Wyśmienity jest kawałek napisany do wiersza "Sobota". Pulsujące, dyskotekowe tło, jakby w alkoholowym upojeniu, kapitalnie rozwijający się do szybszych obrotów. Wydaje się jednak trochę krótki, niecałe trzy minuty (bez kwadransa) to mało, ale może właśnie jest w sam raz. Bo gdy się urywa pojawia się łagodniejszy, delikatny i liryczny "Fiński Nóż". Po nim równie melancholijna "Nadzieja", aż się łza kręci w kąciku oka. I do tego jeszcze kapitalny finał z wyciem (w domyśle pewnie psów, no ale...) wilków. Rewelacja...

Drugi przerywnik to refleksja o doborze przyjaciół: "Trudno o Przyjaciół". To aż boli ile prawdy zostało zawarte w kilku słowach, jak bardzo jest to aktualne dzisiaj, w czasach nienawiści i nietolerancji seksualnej i w ogóle do drugiego człowieka. Kolejnym znakomitym utworem jest "Miłość", jednak większe wrażenia wywołuje utwór "Uwaga Dramat". Jest to utwór leniwy, nie rozwijający się w czasie, monotonny i smutny (monotonny jednak w zupełnie inny sposób niż na "Requiem dla Wojaczka" gdzie utwory było jakby zrobione na jedną nutę, tutaj monotonność ma na celu wywołanie zamierzonego efektu, uczucia pustki i to się udało). I do tego przejmujący tekst Bursy. Piękne. I wtedy pojawia się szybszy, ponownie pulsujący "Święty Józef". Pozornie żartobliwy tekst, podobnie jak poprzednie, zawierają jednak gorzkie i przejmujące przemyślenia. Łezka kręci się ponownie przy przedostatnim utworze zatytułowanym "Zaśnij Księżycu". Znów jest delikatnie, lirycznie i melancholijnie, wręcz leniwie. Szkoda, że nie następuje w nim przełamanie w ostrzejszy finał, chciałoby się powiedzieć, art rockowy, ale to nie ten typ grania. Tu gra się na naszych emocjach najmocniej właśnie przez tę delikatność, powolność i kapitalnie się to sprawdziło.
Płytę wieńczy króciutki "Pantofelek", w którym wokal, a właściwie monodeklamacja, uformowana na mszalny zaśpiew na mało wyraźnym elektronicznym tle. Tego utworu mogłoby jednak nie być, "Zaśnij Księżycu" płytę wieńczy znacznie lepiej, pełniej i dobitniej.

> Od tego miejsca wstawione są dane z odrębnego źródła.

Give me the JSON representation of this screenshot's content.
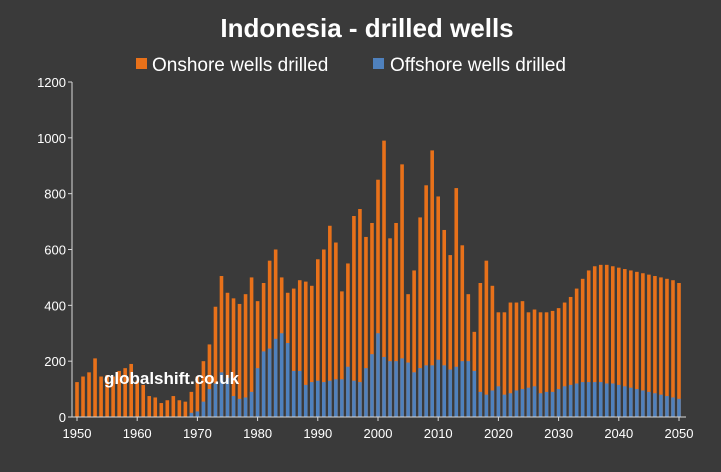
{
  "chart_data": {
    "type": "bar",
    "title": "Indonesia - drilled wells",
    "xlabel": "",
    "ylabel": "",
    "ylim": [
      0,
      1200
    ],
    "yticks": [
      0,
      200,
      400,
      600,
      800,
      1000,
      1200
    ],
    "xticks": [
      1950,
      1960,
      1970,
      1980,
      1990,
      2000,
      2010,
      2020,
      2030,
      2040,
      2050
    ],
    "grid": false,
    "legend": "top",
    "layout": "overlap",
    "x": [
      1950,
      1951,
      1952,
      1953,
      1954,
      1955,
      1956,
      1957,
      1958,
      1959,
      1960,
      1961,
      1962,
      1963,
      1964,
      1965,
      1966,
      1967,
      1968,
      1969,
      1970,
      1971,
      1972,
      1973,
      1974,
      1975,
      1976,
      1977,
      1978,
      1979,
      1980,
      1981,
      1982,
      1983,
      1984,
      1985,
      1986,
      1987,
      1988,
      1989,
      1990,
      1991,
      1992,
      1993,
      1994,
      1995,
      1996,
      1997,
      1998,
      1999,
      2000,
      2001,
      2002,
      2003,
      2004,
      2005,
      2006,
      2007,
      2008,
      2009,
      2010,
      2011,
      2012,
      2013,
      2014,
      2015,
      2016,
      2017,
      2018,
      2019,
      2020,
      2021,
      2022,
      2023,
      2024,
      2025,
      2026,
      2027,
      2028,
      2029,
      2030,
      2031,
      2032,
      2033,
      2034,
      2035,
      2036,
      2037,
      2038,
      2039,
      2040,
      2041,
      2042,
      2043,
      2044,
      2045,
      2046,
      2047,
      2048,
      2049,
      2050
    ],
    "series": [
      {
        "name": "Onshore wells drilled",
        "color": "#e8711a",
        "values": [
          125,
          145,
          160,
          210,
          145,
          150,
          145,
          165,
          175,
          190,
          130,
          115,
          75,
          70,
          50,
          60,
          75,
          60,
          55,
          90,
          145,
          200,
          260,
          395,
          505,
          445,
          425,
          405,
          440,
          500,
          415,
          480,
          560,
          600,
          500,
          445,
          460,
          490,
          485,
          470,
          565,
          600,
          685,
          625,
          450,
          550,
          720,
          745,
          645,
          695,
          850,
          990,
          640,
          695,
          905,
          440,
          525,
          715,
          830,
          955,
          790,
          670,
          580,
          820,
          615,
          440,
          305,
          480,
          560,
          470,
          375,
          375,
          410,
          410,
          415,
          375,
          385,
          375,
          375,
          380,
          390,
          410,
          430,
          460,
          495,
          525,
          540,
          545,
          545,
          540,
          535,
          530,
          525,
          520,
          515,
          510,
          505,
          500,
          495,
          490,
          480
        ]
      },
      {
        "name": "Offshore wells drilled",
        "color": "#4f81bd",
        "values": [
          0,
          0,
          0,
          0,
          0,
          0,
          0,
          0,
          0,
          0,
          0,
          0,
          0,
          0,
          0,
          0,
          0,
          0,
          0,
          15,
          20,
          55,
          100,
          120,
          160,
          140,
          75,
          65,
          70,
          90,
          175,
          235,
          245,
          280,
          300,
          265,
          165,
          165,
          115,
          125,
          130,
          125,
          130,
          135,
          135,
          180,
          130,
          125,
          175,
          225,
          300,
          215,
          200,
          200,
          210,
          195,
          160,
          175,
          185,
          185,
          205,
          185,
          170,
          180,
          200,
          200,
          165,
          90,
          80,
          95,
          110,
          80,
          85,
          95,
          100,
          105,
          110,
          85,
          90,
          90,
          100,
          110,
          115,
          120,
          125,
          125,
          125,
          125,
          120,
          120,
          115,
          110,
          105,
          100,
          95,
          90,
          85,
          80,
          75,
          70,
          65
        ]
      }
    ],
    "watermark": "globalshift.co.uk"
  }
}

Nie spodziewałem się tej płyty i nie sądziłem także, że po raz drugi zostanę zaskoczony. Nie tylko wyborem poety, ale także dojrzalszym podejściem do sfery instrumentalnej. Fonetyka już nie kopiuje swoich muzycznych idoli, pozostaje im wierna, ale udało się tutaj zawrzeć więcej własnego podejścia, przemyśleń i pełniej oddać ducha poezji, twórcy o którym przyznam się bez bicia, nawet nie słyszałem. Kogo wybiorą na swój trzeci album i czy znów poruszą mnie tak dogłębnie jak udało się to "Bursą" nie wiem, ale mam nadzieję, że ponownie będzie to zaskoczeniem. Fonetyka nie przebije się jednak do mainstreamu, bo dla niego jest po prostu za oryginalna, może nawet zbyt kontrowersyjna. Jest jak wybierani przez chłopaków poeci, wyklęta i niedoceniana, ale może właśnie w tym leży ich siła. Zostaną docenieni przez tych, którzy będą tego chcieli. Ocena: 9/10


Recenzja płyty "Requiem dla Wojaczka".

2 komentarze:

  1. a ja jakimś cudem go znam, choc nie jestem w stanie powiedziec, skąd mi sie wziął...
    brawa za tę płytę :)

    OdpowiedzUsuń
    Odpowiedzi
    1. To gratulacje znania poezji Bursy i cieszę się, że zarówno tekst, jak i płyta się podoba.